Stage 2: Repressed frustrations and justifications
As the Fi-user gets to know the new person better, they are bound to become frustrated with them in small ways. Rather than reconciling these frustrations and learning to see both the good and the bad in their new interest, the Fi-user is likely to idealize even their flaws. They may chalk a love interest’s jealous tendencies up to them caring a lot about the relationship, or turn a blind eye to the person’s day-to-day habits that secretly drive them crazy.
During the justification phase, the Fi-user is subconsciously struggling to maintain their idealized version of the person they’re involved with, while consciously facing the reality of who they are. Naturally, a great deal of internal emotional tension begins to develop within the Fi-user during this phase. They may find themselves having to go to further and further lengths to maintain their perception of the other person as virtually flawless.
Stage 3: A Random Incident Flips The Repulsion Switch
It could be an isolated case of bad breath. An embarrassing social interaction. Or a simple story being told for the umpteenth time. But once the Fi-user has been internally repressing frustration for long enough, even the simplest interaction can cause the repulsion switch to flip without warning. And once it does, all the frustrations that the Fi-user has been repressing come pouring through their mind at once.
Stage 4: Being repulsed by EVERYTHING
Once the repulsion switch is flipped, the Fi-user is suddenly frustrated, annoyed, even repulsed by virtually everything the opposing party does. They may suddenly cringe at the way the other person walks, talks, makes decisions and generally behaves. At this phase, it often feels as though the other person cannot even breath in a non-repulsive manner. The Fi-user can shift – seemingly in an instant – from finding everything the other person does to be wonderful, to finding everything they do to be almost unbearably annoying. They will likely find it difficult to even be in the opposing party’s presence during this phase.

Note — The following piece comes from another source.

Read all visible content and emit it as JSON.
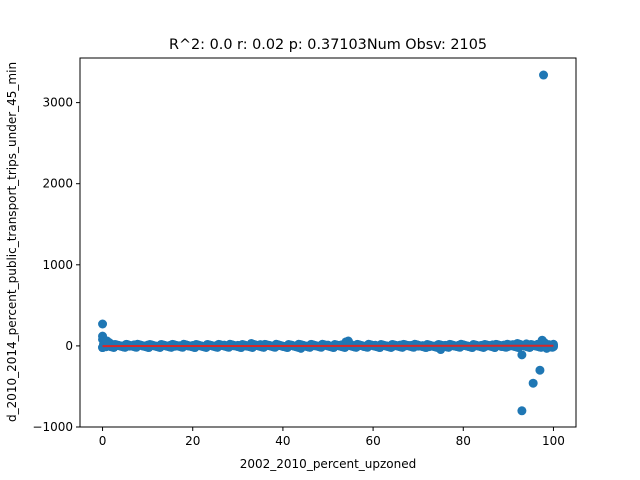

Stage 5: Reconciliation or deterioration
Once the repulsion switch is flipped in the Fi-user, it can be difficult to reconcile the relationship. Many romantic relationships deteriorate at this phase, as the Fi-user suddenly finds that they are no longer attracted to their partner.
On the flip side, the Fi user may take some time away from the relationship to process their frustrations, then return to it with a more realistic view of their partner. The flipping of the repulsion switch may actually benefit the relationship in the long run, as it causes the Fi-user to stop idealizing their friend or partner, and face the reality of who they are.
Of course, the repulsion switch does not get flipped in every relationship an Fi-user has. It generally occurs when the Fi-user is trying to justify a shortcoming in the relationship, which would ultimately cause it to deteriorate whether the repulsion switch were flipped or not. In many ways, this switch is just waking the Fi-user up to reality – in a rude and unfortunately abrupt fashion.